Al conmemorar el Día del Medio Ambiente, la ocasión es oportuna para reflexionar sobre la ciudad y su futuro dentro del territorio en el que se encuentra.
El pasado siglo XX ha sido testigo del aumento a escala mundial de la población urbana, según el International Institute For Environment and Development, radicado en Londres, la población urbana aumento desde 220 millones de habitantes en 1900 hasta 2,840 millones de habitantes en el año 2000, esperando un crecimiento similar en números absolutos en solo cuatro decenios.
Dentro del grupo de países pobres, Latinoamérica es y seguirá siendo en términos relativos el territorio más urbanizado del denominado tercer mundo, las proyecciones indican que entre el año 2000 y el 2030 la población urbana de América Latina y el Caribe aumentará desde 394 millones hasta 609 millones; casi duplicando la cantidad de ciudadanos en apenas treinta años.

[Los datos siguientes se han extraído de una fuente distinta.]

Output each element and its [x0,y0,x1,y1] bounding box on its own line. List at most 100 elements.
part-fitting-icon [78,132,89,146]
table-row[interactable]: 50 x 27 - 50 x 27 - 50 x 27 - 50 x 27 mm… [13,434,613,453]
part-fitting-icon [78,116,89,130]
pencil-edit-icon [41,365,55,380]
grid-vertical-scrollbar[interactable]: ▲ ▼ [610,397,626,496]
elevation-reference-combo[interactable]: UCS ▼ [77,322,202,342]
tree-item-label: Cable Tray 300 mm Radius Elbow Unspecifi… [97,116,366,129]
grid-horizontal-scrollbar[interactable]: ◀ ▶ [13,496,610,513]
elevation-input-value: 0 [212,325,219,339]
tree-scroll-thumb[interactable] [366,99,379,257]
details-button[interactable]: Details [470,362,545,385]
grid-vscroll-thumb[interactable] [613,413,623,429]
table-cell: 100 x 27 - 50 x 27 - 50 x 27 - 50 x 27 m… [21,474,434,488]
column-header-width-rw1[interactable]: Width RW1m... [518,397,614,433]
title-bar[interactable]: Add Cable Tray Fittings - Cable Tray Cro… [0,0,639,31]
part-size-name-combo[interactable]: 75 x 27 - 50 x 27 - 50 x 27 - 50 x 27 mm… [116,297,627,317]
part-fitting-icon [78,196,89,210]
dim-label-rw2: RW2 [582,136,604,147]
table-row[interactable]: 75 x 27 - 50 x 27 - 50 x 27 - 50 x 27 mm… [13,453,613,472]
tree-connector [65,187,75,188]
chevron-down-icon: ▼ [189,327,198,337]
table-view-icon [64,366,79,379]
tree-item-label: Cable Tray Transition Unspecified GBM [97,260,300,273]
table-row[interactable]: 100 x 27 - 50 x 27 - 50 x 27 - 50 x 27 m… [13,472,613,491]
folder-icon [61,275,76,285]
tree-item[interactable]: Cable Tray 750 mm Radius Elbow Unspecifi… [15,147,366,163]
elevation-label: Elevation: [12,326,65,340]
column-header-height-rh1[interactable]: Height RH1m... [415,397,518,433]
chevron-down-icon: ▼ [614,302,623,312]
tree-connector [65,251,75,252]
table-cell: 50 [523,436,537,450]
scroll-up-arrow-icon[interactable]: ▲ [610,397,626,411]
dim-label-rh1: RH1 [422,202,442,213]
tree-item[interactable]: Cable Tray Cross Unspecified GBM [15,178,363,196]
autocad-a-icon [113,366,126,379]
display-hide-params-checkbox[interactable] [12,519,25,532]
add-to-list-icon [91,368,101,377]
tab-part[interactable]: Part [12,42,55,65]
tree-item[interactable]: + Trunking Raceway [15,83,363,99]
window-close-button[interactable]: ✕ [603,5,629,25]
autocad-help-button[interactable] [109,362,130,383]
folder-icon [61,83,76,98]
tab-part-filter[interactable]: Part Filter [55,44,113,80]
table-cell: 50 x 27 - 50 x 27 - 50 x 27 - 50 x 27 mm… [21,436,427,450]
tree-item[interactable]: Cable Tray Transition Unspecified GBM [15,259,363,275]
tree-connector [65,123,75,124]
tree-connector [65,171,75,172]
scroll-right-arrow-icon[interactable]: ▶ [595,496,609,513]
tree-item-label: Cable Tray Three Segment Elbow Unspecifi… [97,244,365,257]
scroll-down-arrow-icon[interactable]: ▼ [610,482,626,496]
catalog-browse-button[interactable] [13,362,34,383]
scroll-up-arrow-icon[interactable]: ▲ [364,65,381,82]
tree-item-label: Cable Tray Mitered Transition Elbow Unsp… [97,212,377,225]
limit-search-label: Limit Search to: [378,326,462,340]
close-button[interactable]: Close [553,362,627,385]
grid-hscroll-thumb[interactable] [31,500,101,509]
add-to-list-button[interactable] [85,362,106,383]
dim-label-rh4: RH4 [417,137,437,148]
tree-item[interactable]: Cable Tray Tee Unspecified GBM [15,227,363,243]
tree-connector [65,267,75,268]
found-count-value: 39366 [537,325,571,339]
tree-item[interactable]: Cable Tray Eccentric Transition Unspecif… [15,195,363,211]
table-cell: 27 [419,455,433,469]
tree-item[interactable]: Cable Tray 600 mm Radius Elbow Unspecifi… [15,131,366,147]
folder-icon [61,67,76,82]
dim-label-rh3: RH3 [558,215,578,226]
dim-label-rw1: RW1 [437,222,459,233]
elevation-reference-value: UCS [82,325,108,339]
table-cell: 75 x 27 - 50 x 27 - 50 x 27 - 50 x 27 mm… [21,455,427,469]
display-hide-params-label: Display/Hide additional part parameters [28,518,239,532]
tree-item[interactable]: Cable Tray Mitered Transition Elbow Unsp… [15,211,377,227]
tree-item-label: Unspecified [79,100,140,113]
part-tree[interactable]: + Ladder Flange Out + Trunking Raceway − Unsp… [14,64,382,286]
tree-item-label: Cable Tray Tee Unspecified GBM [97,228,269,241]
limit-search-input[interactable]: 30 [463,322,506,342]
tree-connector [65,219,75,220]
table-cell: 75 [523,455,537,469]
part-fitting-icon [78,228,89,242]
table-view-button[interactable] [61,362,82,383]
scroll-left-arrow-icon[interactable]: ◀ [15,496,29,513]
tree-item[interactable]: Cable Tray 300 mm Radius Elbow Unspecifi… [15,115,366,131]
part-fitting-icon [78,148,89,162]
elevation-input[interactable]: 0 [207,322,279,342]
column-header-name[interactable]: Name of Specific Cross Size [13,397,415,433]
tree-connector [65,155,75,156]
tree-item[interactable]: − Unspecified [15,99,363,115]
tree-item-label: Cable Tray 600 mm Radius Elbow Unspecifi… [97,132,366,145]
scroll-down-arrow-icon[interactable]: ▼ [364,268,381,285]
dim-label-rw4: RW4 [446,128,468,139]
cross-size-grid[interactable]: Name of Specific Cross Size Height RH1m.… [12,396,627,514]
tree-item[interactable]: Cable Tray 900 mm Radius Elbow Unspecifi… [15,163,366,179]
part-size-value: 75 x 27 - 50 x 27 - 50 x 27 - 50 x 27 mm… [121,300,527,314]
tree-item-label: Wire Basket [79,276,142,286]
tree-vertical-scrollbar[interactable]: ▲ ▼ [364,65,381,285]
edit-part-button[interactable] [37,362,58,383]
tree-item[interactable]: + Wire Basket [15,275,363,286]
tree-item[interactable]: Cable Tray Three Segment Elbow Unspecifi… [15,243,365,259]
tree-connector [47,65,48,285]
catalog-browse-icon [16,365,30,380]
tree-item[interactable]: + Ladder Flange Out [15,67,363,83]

Nuestro país no escapa a esta realidad, desde el año 1920 hasta el año 2002 la población urbana ha pasado de un 16.60% a un 63.61% de la población nacional; con la estimación de que para el año próximo se aproxime al setenta por ciento de la población nacional; este modelo implica la concentración de una gran parte de la población en pequeñas superficies de terreno, aumentando la capacidad de carga del territorio en detrimento del medio ambiente.
En la actualidad estos núcleos urbanos evidencian un modelo disperso de apropiación del territorio, demandando nuevos servicios; lamentablemente esta necesidad requiere el aumento de nuevas infraestructuras y las mismas no están desarrollándose junto a las compensaciones ambientales necesarias, dejando a un lado la creación, preservación y conservación de espacios que rescaten la calidad ambiental de la ciudad; garantizando a la población de lugares para el recreo, el ocio y el sano esparcimiento.
Este proceso de urbanización requiere la transformación de los territorios ocupados bajo un esquema que garantice los niveles de habitabilidad sostenida, estas mejoras deben sustentarse en una planificación urbana-territorial acorde a los modelos económicos, sociales, culturales y ambientales de cada emplazamiento.
Este escenario certifica la necesidad de políticas orientadas al binomio ciudad-medio ambiente; que permitan sentar en la mesa del diálogo tanto a los desarrollistas como a los conservacionistas para el diseño de una metodología con carácter de ley que estructure el análisis, la evaluación y el diagnostico; como antesala a la construcción definitiva de la ciudad y de los proyectos necesarios por sus habitantes.